When the air electrode gas flows through the manifolds MFa12, MFa22 and the air electrode gas flow paths GRa, GRa,..., The air electrode gas contacts the cathodes CT1 to CT4. Further, the fuel electrode gas contacts the anodes AN1 to AN4 when flowing through the manifolds MFf14, MFf24 and the fuel electrode gas flow paths GRf, GRf,. The air electrode gas and the fuel electrode gas undergo a chemical reaction according to the chemical formulas 1 and 2, and as a result, a positive voltage and a negative voltage appear on both surfaces of the electrolyte EL.
[Chemical 1]
1 / 2O ₂ + 2e ⁻ → O ²⁻
[Chemical formula 2]
H ₂ + O ²⁻ → H ₂ O + 2e ⁻

  A part of the air electrode gas and the fuel electrode gas is discharged to the outside of the fuel cells 20a and 20b without causing a chemical reaction. The air electrode gas is discharged through the air electrode gas flow paths GRa, GRa,..., And the fuel electrode gas is discharged through the fuel electrode gas flow paths GRf, GRf,. The discharged air electrode gas and fuel electrode gas react with each other to generate heat, thereby achieving heat independence.
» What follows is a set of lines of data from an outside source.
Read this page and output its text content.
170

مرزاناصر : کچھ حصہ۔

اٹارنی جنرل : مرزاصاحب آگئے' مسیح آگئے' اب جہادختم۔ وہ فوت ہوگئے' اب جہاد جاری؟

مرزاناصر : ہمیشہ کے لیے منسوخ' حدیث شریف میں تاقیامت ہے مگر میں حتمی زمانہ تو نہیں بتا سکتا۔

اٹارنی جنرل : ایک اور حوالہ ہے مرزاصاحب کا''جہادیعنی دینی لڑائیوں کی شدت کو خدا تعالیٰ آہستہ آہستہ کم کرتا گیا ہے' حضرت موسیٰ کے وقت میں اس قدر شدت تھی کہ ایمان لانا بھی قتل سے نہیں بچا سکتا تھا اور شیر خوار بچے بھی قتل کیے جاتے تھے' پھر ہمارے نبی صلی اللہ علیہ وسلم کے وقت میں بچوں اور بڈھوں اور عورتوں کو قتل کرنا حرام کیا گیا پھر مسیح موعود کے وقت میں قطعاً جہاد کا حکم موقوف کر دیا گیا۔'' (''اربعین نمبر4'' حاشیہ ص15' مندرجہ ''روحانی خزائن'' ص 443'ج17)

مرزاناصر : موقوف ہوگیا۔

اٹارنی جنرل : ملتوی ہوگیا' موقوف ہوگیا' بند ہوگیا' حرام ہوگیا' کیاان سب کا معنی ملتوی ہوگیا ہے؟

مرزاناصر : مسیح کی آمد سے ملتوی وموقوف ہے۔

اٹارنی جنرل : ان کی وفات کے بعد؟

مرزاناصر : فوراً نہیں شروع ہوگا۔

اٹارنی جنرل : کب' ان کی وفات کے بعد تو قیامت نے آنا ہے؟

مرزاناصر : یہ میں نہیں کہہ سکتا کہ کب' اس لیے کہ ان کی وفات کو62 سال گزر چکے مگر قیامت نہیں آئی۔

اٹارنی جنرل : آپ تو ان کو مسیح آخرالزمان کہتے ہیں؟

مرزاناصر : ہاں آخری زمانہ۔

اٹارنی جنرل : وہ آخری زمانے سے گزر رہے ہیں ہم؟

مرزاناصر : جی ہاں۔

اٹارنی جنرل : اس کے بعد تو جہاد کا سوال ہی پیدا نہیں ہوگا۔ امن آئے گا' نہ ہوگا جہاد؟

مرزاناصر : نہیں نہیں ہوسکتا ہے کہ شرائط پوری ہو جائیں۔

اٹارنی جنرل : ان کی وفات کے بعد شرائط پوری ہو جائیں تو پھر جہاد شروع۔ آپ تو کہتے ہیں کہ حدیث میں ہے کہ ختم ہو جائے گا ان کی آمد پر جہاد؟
The material of each of the separators SP1 to SP2 and SP4 to SP5 is, for example, zirconia (ZrO ₂ ) (yttria stabilized zirconia: YSZ) stabilized with yttria (Y ₂ O ₃ ) added in an amount of 3 mol%, or added. Zirconia (ZrO ₂ ) (ceria stabilized zirconia: CeSZ) stabilized with an amount of 12 mol% ceria (CeO ₂ ).

Each of the cathodes CT1 to CT4 is made of a conductive ceramic, more specifically, ABO ₃ or A2BO ₄ (where A is at least one of Ca, Sr, Ba, La, Pr, and Y, B is made of a perovskite oxide represented by at least one of Ni, Ti, V, Cr, Mn, Fe, Co, Mo, Ru, Rh, Pd, and Re).

  Further, each of the anodes AN1 to AN4 is made of a porous cermet, and more specifically, nickel oxide, yttrium oxide stabilized zirconia containing Ni, calcium oxide stabilized zirconia containing Ni, and scandium oxide stabilized with Ni. The materials are zirconia, cerium oxide stabilized zirconia containing Ni, titanium oxide containing Ni, alumina containing Ni, magnesia containing Ni, yttria containing Ni, niobium oxide containing Ni, and tantalum oxide containing Ni.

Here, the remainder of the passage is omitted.